Wireless earbuds are everywhere, but they have always been limited to sound. A new prototype from researchers at the University of Washington aims to change that — by embedding tiny cameras into a pair of earbuds and connecting them to an AI system capable of answering questions about the visual world.
The system, called VueBuds, is the first camera-integrated wireless earbuds designed for real-time visual intelligence. By pairing dual ear-mounted cameras with a vision language model, users can ask spoken questions — “What am I holding?” or “Can you translate this?” — and receive spoken answers, without reaching for a phone or strapping on smart glasses.
In an online study with 74 participants rating AI-generated responses on a 1-to-5 scale, VueBuds achieved a mean opinion score of 3.33 across 17 visual question-answering tasks, compared to 3.32 for the Ray-Ban Meta smart glasses, which is an essentially identical result, despite VueBuds using low-resolution, monochrome cameras. “Our work establishes low-power camera-equipped earbuds as a compelling platform for visual intelligence, bringing rapidly advancing VLM capabilities to one of the most ubiquitous wearable form factors,” the researchers write.

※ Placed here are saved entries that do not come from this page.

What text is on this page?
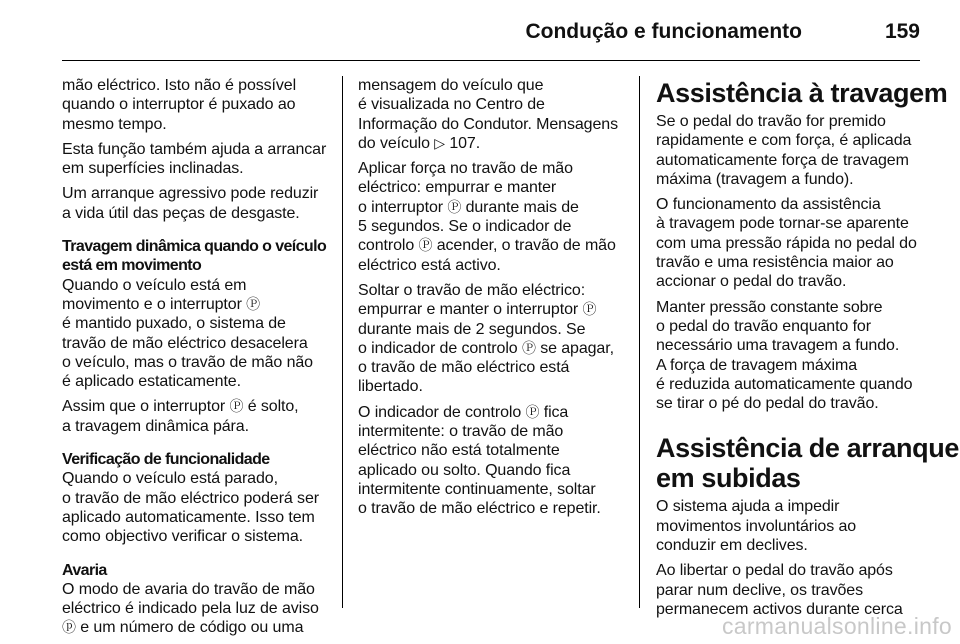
Condução e funcionamento	159

mão eléctrico. Isto não é possível
quando o interruptor é puxado ao
mesmo tempo.

Esta função também ajuda a arrancar
em superfícies inclinadas.

Um arranque agressivo pode reduzir
a vida útil das peças de desgaste.

Travagem dinâmica quando o veículo
está em movimento

Quando o veículo está em
movimento e o interruptor Ⓟ
é mantido puxado, o sistema de
travão de mão eléctrico desacelera
o veículo, mas o travão de mão não
é aplicado estaticamente.

Assim que o interruptor Ⓟ é solto,
a travagem dinâmica pára.

Verificação de funcionalidade

Quando o veículo está parado,
o travão de mão eléctrico poderá ser
aplicado automaticamente. Isso tem
como objectivo verificar o sistema.

Avaria

O modo de avaria do travão de mão
eléctrico é indicado pela luz de aviso
ⓟ e um número de código ou uma

mensagem do veículo que
é visualizada no Centro de
Informação do Condutor. Mensagens
do veículo ▷ 107.

Aplicar força no travão de mão
eléctrico: empurrar e manter
o interruptor Ⓟ durante mais de
5 segundos. Se o indicador de
controlo Ⓟ acender, o travão de mão
eléctrico está activo.

Soltar o travão de mão eléctrico:
empurrar e manter o interruptor Ⓟ
durante mais de 2 segundos. Se
o indicador de controlo Ⓟ se apagar,
o travão de mão eléctrico está
libertado.

O indicador de controlo Ⓟ fica
intermitente: o travão de mão
eléctrico não está totalmente
aplicado ou solto. Quando fica
intermitente continuamente, soltar
o travão de mão eléctrico e repetir.

Assistência à travagem

Se o pedal do travão for premido
rapidamente e com força, é aplicada
automaticamente força de travagem
máxima (travagem a fundo).

O funcionamento da assistência
à travagem pode tornar-se aparente
com uma pressão rápida no pedal do
travão e uma resistência maior ao
accionar o pedal do travão.

Manter pressão constante sobre
o pedal do travão enquanto for
necessário uma travagem a fundo.
A força de travagem máxima
é reduzida automaticamente quando
se tirar o pé do pedal do travão.

Assistência de arranque
em subidas

O sistema ajuda a impedir
movimentos involuntários ao
conduzir em declives.

Ao libertar o pedal do travão após
parar num declive, os travões
permanecem activos durante cerca

carmanualsonline.info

The case for earbuds over glasses, the researchers argue, comes down to reach. In the same survey, 93.3% of participants reported using earbuds at least occasionally, compared to 62.7% for glasses. More than a third of participants said they never wear glasses at all, excluding them from any glasses-based AI system.
To build VueBuds, the team integrated an ultra-low-power Himax CMOS image sensor into a pair of Sony WF-1000XM3 earbuds, housed inside custom 3D-printed enclosures. Each camera draws under 5 milliwatts of power and streams monochrome imagery over Bluetooth Low Energy to a host device, where a vision language model processes the images and synthesizes a spoken reply. Even at heavy use, 60 visual queries per hour, the camera hardware adds only 11 to 14 percent of battery overhead, the study finds.

Maruchi Kim, Rasya Fawwaz, et al.
A key engineering challenge was the placement of the cameras. Unlike smart glasses, where lenses sit close to the eyes, ear-mounted cameras face partial obstruction from the wearer’s own face. The team addressed this by angling the two cameras slightly outward, producing a combined field of view up to 108 degrees, comparable to Ray-Ban Meta’s 100 degrees, while keeping the blind spot directly in front of the user well within comfortable interaction distances.
In an in-person study with 16 participants across kitchen, office, and living room settings, VueBuds achieved 82.5% accuracy on object recognition, 94.3% on reading text, and 83.8% on translation tasks. Participants generally reported that the devices felt like ordinary earbuds. One noted a privacy advantage that glasses cannot offer: “I think I could put my hair down, and I can stop it from recording any visual data. Seems like that can’t be done with glasses.”
Others pointed to practical everyday applications. “When I’m running or biking, it’s a lot easier to just say a wake word and ask a question than to stop, take out my phone, take a photo, etc.,” one participant observed.
Source: 10.1145/3772318.3791322